Ratings agency Standard & Poor's has upgraded the credit rating outlook for Fairfax Media, saying the publisher had "adopted a credible strategy to stabilise group earnings over the medium term".
S&P had revised the outlook on its 'BB+' long-term rating on Fairfax to stable from negative.
This means Fairfax - publisher of BusinessDay and The Australian Financial Review - is considered less likely to default, although its debt retains a junk rating.
After loading up on debt before the financial crisis, Fairfax now has little debt after asset sales, including most recently part of its stake in online dating site RSVP. It has also cut costs aggressively.

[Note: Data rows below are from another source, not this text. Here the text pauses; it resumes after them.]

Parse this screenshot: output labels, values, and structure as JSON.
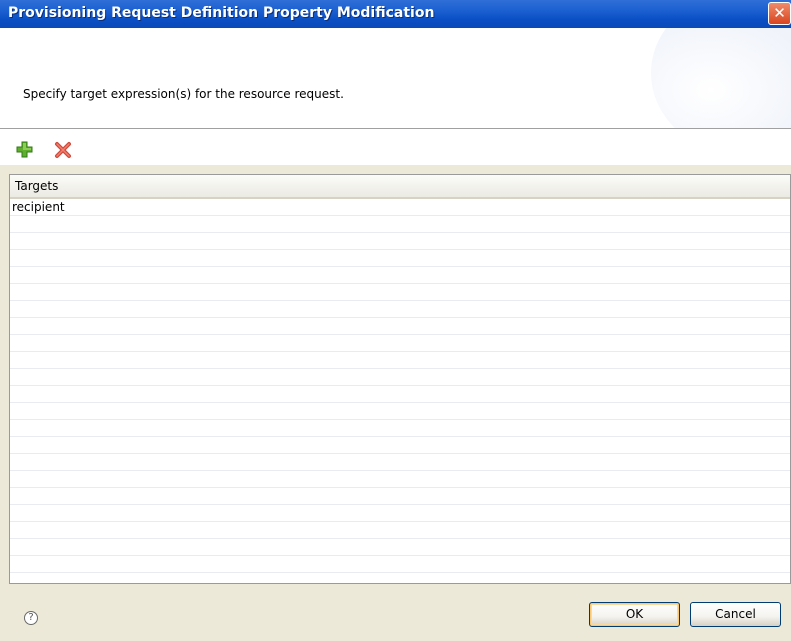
{
  "window": {
    "title": "Provisioning Request Definition Property Modification",
    "close_label": "✕"
  },
  "header": {
    "description": "Specify target expression(s) for the resource request."
  },
  "toolbar": {
    "add_icon": "add-icon",
    "remove_icon": "remove-icon"
  },
  "table": {
    "column_header": "Targets",
    "rows": [
      "recipient",
      "",
      "",
      "",
      "",
      "",
      "",
      "",
      "",
      "",
      "",
      "",
      "",
      "",
      "",
      "",
      "",
      "",
      "",
      "",
      "",
      "",
      ""
    ]
  },
  "footer": {
    "help_label": "?",
    "ok_label": "OK",
    "cancel_label": "Cancel"
  }
}
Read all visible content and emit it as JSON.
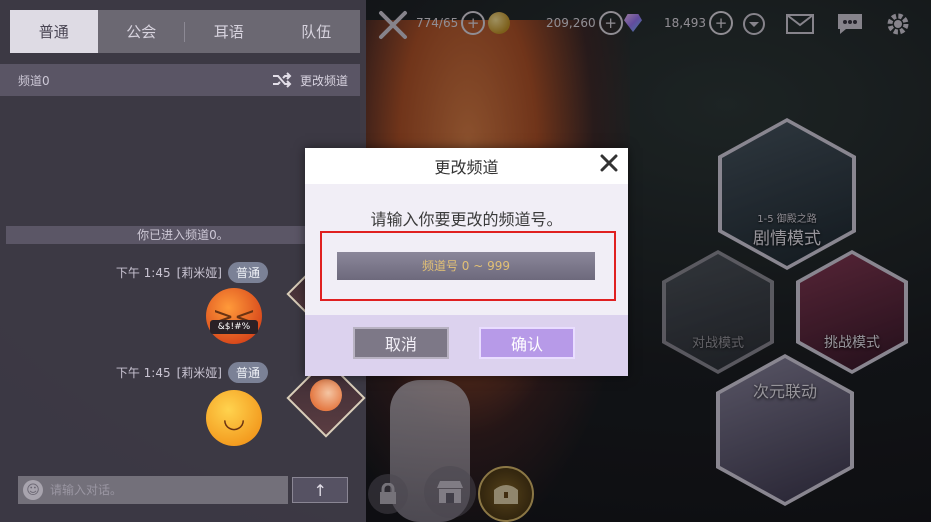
{
  "chat": {
    "tabs": [
      "普通",
      "公会",
      "耳语",
      "队伍"
    ],
    "active_tab": "普通",
    "channel": "频道0",
    "change_channel_label": "更改频道",
    "system_message": "你已进入频道0。",
    "messages": [
      {
        "time": "下午 1:45",
        "sender": "[莉米娅]",
        "badge": "普通",
        "emoji": "angry-emoji",
        "emoji_text": "&$!#%"
      },
      {
        "time": "下午 1:45",
        "sender": "[莉米娅]",
        "badge": "普通",
        "emoji": "hug-emoji"
      }
    ],
    "input_placeholder": "请输入对话。"
  },
  "topbar": {
    "stamina": "774/65",
    "gold": "209,260",
    "gems": "18,493"
  },
  "menu": {
    "story_sub": "1-5 御殿之路",
    "story": "剧情模式",
    "battle": "对战模式",
    "challenge": "挑战模式",
    "collab": "次元联动"
  },
  "modal": {
    "title": "更改频道",
    "prompt": "请输入你要更改的频道号。",
    "input_placeholder": "频道号 0 ~ 999",
    "cancel": "取消",
    "confirm": "确认"
  },
  "colors": {
    "highlight_border": "#e02020",
    "confirm_button": "#b79ae8",
    "cancel_button": "#7d7887",
    "input_text": "#e2c075"
  }
}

Analyst concerns have centred, instead, on Fairfax's revenue outlook. A note today from Credit Suisse said Fairfax's decision to engage rival APN to print several of its newspapers in Auckland could generate between $10 and $20 million in combined cost savings, of which Fairfax would get $6 to $12 million.
Standard & Poor's credit analyst Graeme Ferguson said the outlook revision "reflects our view that management has properly identified the structural challenges facing the media industry and adopted a credible strategy to stabilise group earnings over the medium term."
S&P affirmed its 'BB+' rating on Fairfax, and raised the recovery rating to '3' from '4' on the company's outstanding senior unsecured notes. It also assigned 'BB+' ratings and recovery ratings of '3' on the company’s syndicated bank facilities.
Shares in Fairfax lifted 2¢ on the news, to 92.75, taking its year-to-date rise to 44.5 per cent.
S&P does not rate Network 10 or Seven West Media, nor radio companies such as Southern Cross Austereo.